Perhaps the biggest disadvantage is that your credit rating will be adversely affected by bankruptcy – a bankruptcy may appear on your credit report for 10 years after the date you filed. It can be understandably difficult to obtain credit - a car loan, mortgage or credit card - for several years, if you are bankrupt. And you cannot file for bankruptcy again for another six years.

It’s a matter of public record if you declare bankruptcy and people can access this information fairly easily. Many people find to their surprise, that declaring bankruptcy isn’t a free process – you will incur various administrative and court costs, as well as any fees for an attorney. And you may still be liable for such things as taxes, student loans and child support.

So how does a person actually declare bankruptcy? The first step in filing Chapter 11 is filing a petition with the court, and then devising a realistic plan to deal with debts. A business or individual will also need an attorney to help with filing all the paperwork correctly. 

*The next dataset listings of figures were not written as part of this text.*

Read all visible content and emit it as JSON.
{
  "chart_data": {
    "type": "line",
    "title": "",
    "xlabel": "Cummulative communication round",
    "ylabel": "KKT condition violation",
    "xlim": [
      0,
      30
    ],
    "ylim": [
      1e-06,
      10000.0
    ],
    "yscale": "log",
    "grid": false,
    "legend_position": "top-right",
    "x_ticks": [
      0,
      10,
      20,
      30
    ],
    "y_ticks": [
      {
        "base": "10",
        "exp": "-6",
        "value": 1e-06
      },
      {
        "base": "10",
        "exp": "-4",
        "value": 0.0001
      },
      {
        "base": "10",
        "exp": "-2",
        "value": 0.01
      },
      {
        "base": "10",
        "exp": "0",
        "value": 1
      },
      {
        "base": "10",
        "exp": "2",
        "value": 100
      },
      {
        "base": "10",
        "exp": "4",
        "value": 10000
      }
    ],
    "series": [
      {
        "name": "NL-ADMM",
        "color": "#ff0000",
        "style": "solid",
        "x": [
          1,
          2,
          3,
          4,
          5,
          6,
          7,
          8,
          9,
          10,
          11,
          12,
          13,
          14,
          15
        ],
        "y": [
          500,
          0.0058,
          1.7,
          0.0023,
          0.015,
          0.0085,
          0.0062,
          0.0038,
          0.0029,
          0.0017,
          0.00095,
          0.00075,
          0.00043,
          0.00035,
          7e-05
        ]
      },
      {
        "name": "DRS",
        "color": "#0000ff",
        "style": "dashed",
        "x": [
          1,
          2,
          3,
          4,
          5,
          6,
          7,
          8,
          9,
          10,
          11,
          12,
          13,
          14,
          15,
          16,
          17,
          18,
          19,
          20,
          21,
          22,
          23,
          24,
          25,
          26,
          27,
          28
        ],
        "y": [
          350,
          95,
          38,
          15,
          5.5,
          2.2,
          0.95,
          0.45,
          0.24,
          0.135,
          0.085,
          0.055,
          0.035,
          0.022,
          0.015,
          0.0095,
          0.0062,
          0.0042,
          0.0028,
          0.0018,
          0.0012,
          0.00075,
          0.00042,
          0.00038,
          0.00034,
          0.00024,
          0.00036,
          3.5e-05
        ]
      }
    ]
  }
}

Depending on the complexity of the case, the time taken for someone to emerge from bankruptcy varies considerably – it could be anything from several months to several years. During that time, if a person’s creditors cannot find any other solution, they may sell the person’s assets. 

Declaring bankruptcy can be emotionally difficult as well as financially – it’s never an easy choice to make. For many people though, it really is the only way to effectively deal with increasing debt.